Pedro da Silveira was an Azorean essayist, literary critic, researcher, journalist, translator, and poet, born in Fajã Grande, on Flores Island, on 5th September 1922.
Showing a particular acuteness and restlessness in his youth, after attending the Seminary of Angra do Heroísmo, he completed his high school studies in that city and in Ponta Delgada, where he started his literary work.
Professionally, he was a farmer, a clerk, a medical information delegate, and after 1951 he settled permanently in Lisbon and became a librarian in the National Library. In this period, he started an intense cultural activity as a storyteller and essayist, also focusing on research in cultural history, folklore, and Portuguese ethnography, particularly in the Azores archipelago.

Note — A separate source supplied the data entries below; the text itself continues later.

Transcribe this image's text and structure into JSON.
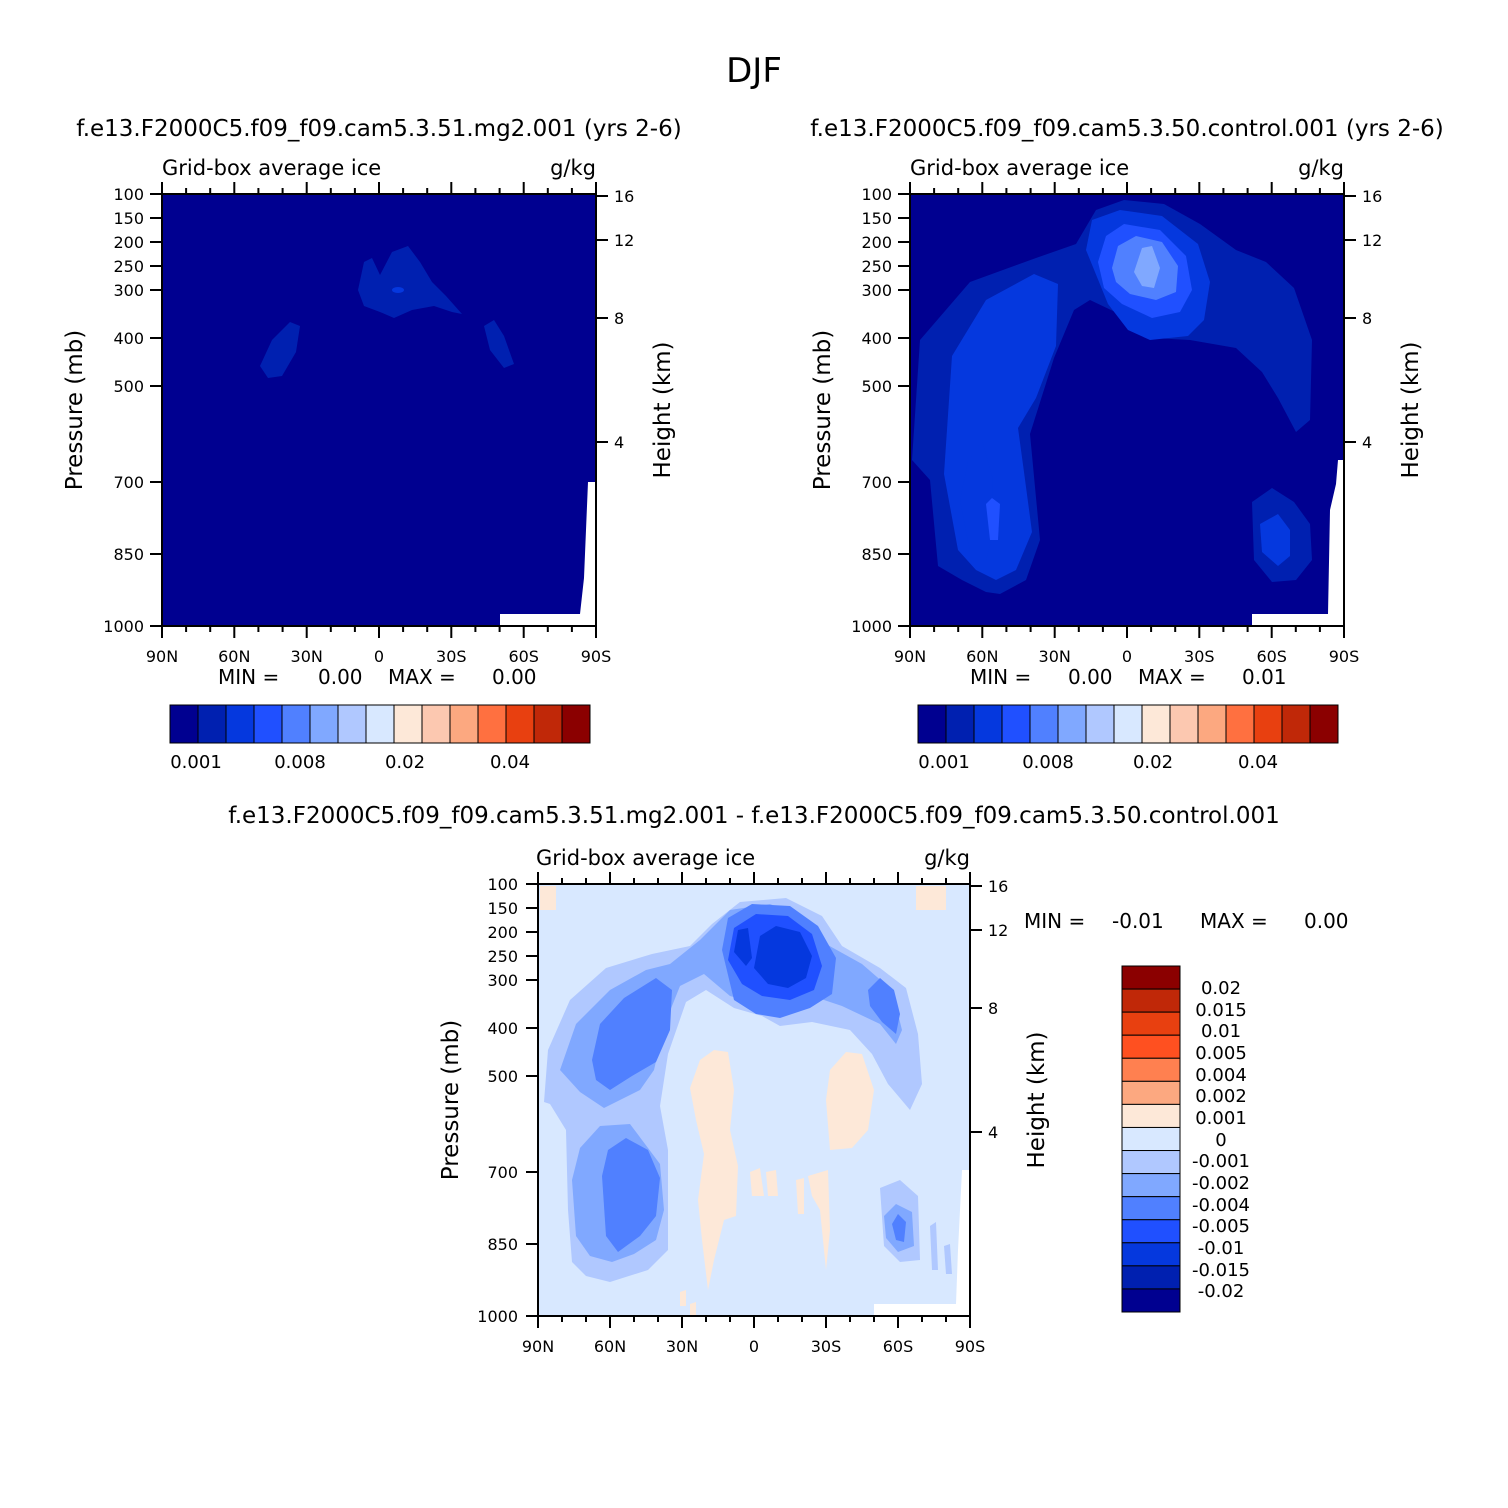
{
  "figure": {
    "title": "DJF"
  },
  "chart_data": [
    {
      "type": "heatmap",
      "id": "top_left",
      "title": "f.e13.F2000C5.f09_f09.cam5.3.51.mg2.001 (yrs 2-6)",
      "subtitle_left": "Grid-box average ice",
      "subtitle_right": "g/kg",
      "xlabel": "",
      "ylabel": "Pressure (mb)",
      "ylabel_right": "Height (km)",
      "x_ticks": [
        "90N",
        "60N",
        "30N",
        "0",
        "30S",
        "60S",
        "90S"
      ],
      "y_ticks": [
        "100",
        "150",
        "200",
        "250",
        "300",
        "400",
        "500",
        "700",
        "850",
        "1000"
      ],
      "y_right_ticks": [
        "16",
        "12",
        "8",
        "4"
      ],
      "y_scale": "log",
      "ylim": [
        1000,
        100
      ],
      "xlim": [
        "90N",
        "90S"
      ],
      "stats": {
        "min_label": "MIN =",
        "min_value": "0.00",
        "max_label": "MAX =",
        "max_value": "0.00"
      },
      "colorbar": {
        "orientation": "horizontal",
        "labels": [
          "0.001",
          "0.008",
          "0.02",
          "0.04"
        ],
        "colors": [
          "#000090",
          "#0020b0",
          "#0538de",
          "#2050ff",
          "#5080ff",
          "#80a8ff",
          "#b0c8ff",
          "#d8e8ff",
          "#fde8d8",
          "#fcc8b0",
          "#fca880",
          "#ff7040",
          "#e84010",
          "#c02808",
          "#8b0000"
        ]
      }
    },
    {
      "type": "heatmap",
      "id": "top_right",
      "title": "f.e13.F2000C5.f09_f09.cam5.3.50.control.001 (yrs 2-6)",
      "subtitle_left": "Grid-box average ice",
      "subtitle_right": "g/kg",
      "xlabel": "",
      "ylabel": "Pressure (mb)",
      "ylabel_right": "Height (km)",
      "x_ticks": [
        "90N",
        "60N",
        "30N",
        "0",
        "30S",
        "60S",
        "90S"
      ],
      "y_ticks": [
        "100",
        "150",
        "200",
        "250",
        "300",
        "400",
        "500",
        "700",
        "850",
        "1000"
      ],
      "y_right_ticks": [
        "16",
        "12",
        "8",
        "4"
      ],
      "y_scale": "log",
      "ylim": [
        1000,
        100
      ],
      "xlim": [
        "90N",
        "90S"
      ],
      "stats": {
        "min_label": "MIN =",
        "min_value": "0.00",
        "max_label": "MAX =",
        "max_value": "0.01"
      },
      "colorbar": {
        "orientation": "horizontal",
        "labels": [
          "0.001",
          "0.008",
          "0.02",
          "0.04"
        ],
        "colors": [
          "#000090",
          "#0020b0",
          "#0538de",
          "#2050ff",
          "#5080ff",
          "#80a8ff",
          "#b0c8ff",
          "#d8e8ff",
          "#fde8d8",
          "#fcc8b0",
          "#fca880",
          "#ff7040",
          "#e84010",
          "#c02808",
          "#8b0000"
        ]
      }
    },
    {
      "type": "heatmap",
      "id": "bottom_diff",
      "title": "f.e13.F2000C5.f09_f09.cam5.3.51.mg2.001 - f.e13.F2000C5.f09_f09.cam5.3.50.control.001",
      "subtitle_left": "Grid-box average ice",
      "subtitle_right": "g/kg",
      "xlabel": "",
      "ylabel": "Pressure (mb)",
      "ylabel_right": "Height (km)",
      "x_ticks": [
        "90N",
        "60N",
        "30N",
        "0",
        "30S",
        "60S",
        "90S"
      ],
      "y_ticks": [
        "100",
        "150",
        "200",
        "250",
        "300",
        "400",
        "500",
        "700",
        "850",
        "1000"
      ],
      "y_right_ticks": [
        "16",
        "12",
        "8",
        "4"
      ],
      "y_scale": "log",
      "ylim": [
        1000,
        100
      ],
      "xlim": [
        "90N",
        "90S"
      ],
      "stats": {
        "min_label": "MIN =",
        "min_value": "-0.01",
        "max_label": "MAX =",
        "max_value": "0.00"
      },
      "colorbar": {
        "orientation": "vertical",
        "labels": [
          "0.02",
          "0.015",
          "0.01",
          "0.005",
          "0.004",
          "0.002",
          "0.001",
          "0",
          "-0.001",
          "-0.002",
          "-0.004",
          "-0.005",
          "-0.01",
          "-0.015",
          "-0.02"
        ],
        "colors": [
          "#8b0000",
          "#c02808",
          "#e84010",
          "#ff5020",
          "#ff8050",
          "#fca880",
          "#fde8d8",
          "#d8e8ff",
          "#b0c8ff",
          "#80a8ff",
          "#5080ff",
          "#2050ff",
          "#0538de",
          "#0020b0",
          "#000090"
        ]
      }
    }
  ]
}
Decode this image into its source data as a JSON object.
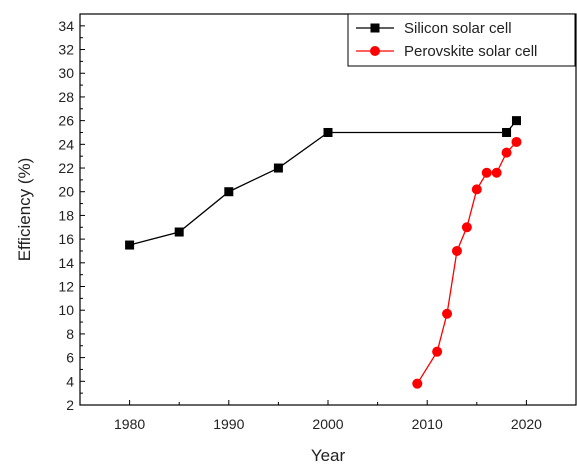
{
  "chart_data": {
    "type": "line",
    "xlabel": "Year",
    "ylabel": "Efficiency (%)",
    "xlim": [
      1975,
      2025
    ],
    "ylim": [
      2,
      35
    ],
    "x_ticks": [
      1980,
      1990,
      2000,
      2010,
      2020
    ],
    "y_ticks": [
      2,
      4,
      6,
      8,
      10,
      12,
      14,
      16,
      18,
      20,
      22,
      24,
      26,
      28,
      30,
      32,
      34
    ],
    "grid": false,
    "legend_position": "top-right",
    "series": [
      {
        "name": "Silicon solar cell",
        "color": "#000000",
        "marker": "square",
        "x": [
          1980,
          1985,
          1990,
          1995,
          2000,
          2018,
          2019
        ],
        "y": [
          15.5,
          16.6,
          20.0,
          22.0,
          25.0,
          25.0,
          26.0
        ]
      },
      {
        "name": "Perovskite solar cell",
        "color": "#ff0000",
        "marker": "circle",
        "x": [
          2009,
          2011,
          2012,
          2013,
          2014,
          2015,
          2016,
          2017,
          2018,
          2019
        ],
        "y": [
          3.8,
          6.5,
          9.7,
          15.0,
          17.0,
          20.2,
          21.6,
          21.6,
          23.3,
          24.2
        ]
      }
    ]
  }
}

Poetry was the area in which he most stood out, being marked by the strong tenor of realism of expression, inspired by poets such as Cesário Verde and Vitorino Nemésio, always showing the presence of “Azoreanity”. Among his works, “A Ilha e o Mundo” (1952); “Sinais de Oeste” (1962), “Corografia” (1985), “Poemas Ausentes” (1999), and the collection “Fui ao Mar Buscar Laranjas”, as well as the “Antologia de Poesia Açoriana do Século XVIII a 1975” (1977), are worthy of mention.
In his historical-literary research, there are studies dedicated to Portuguese literature, namely on Realism, Parnassianism, and Symbolism. He also left a vast and disperse collaboration in newspapers and magazines, namely “Seara Nova”, of which he was editor until 1974, where he stood out for his opposition to the fascist regime.
He was preparing the “Anthology of Azorean Short Stories” when he died, in Lisbon, on 13th April 2003, being recognised as one of the most illustrious people from Flores and an example, healthy and strong, of what it means to be an Azorean in the World.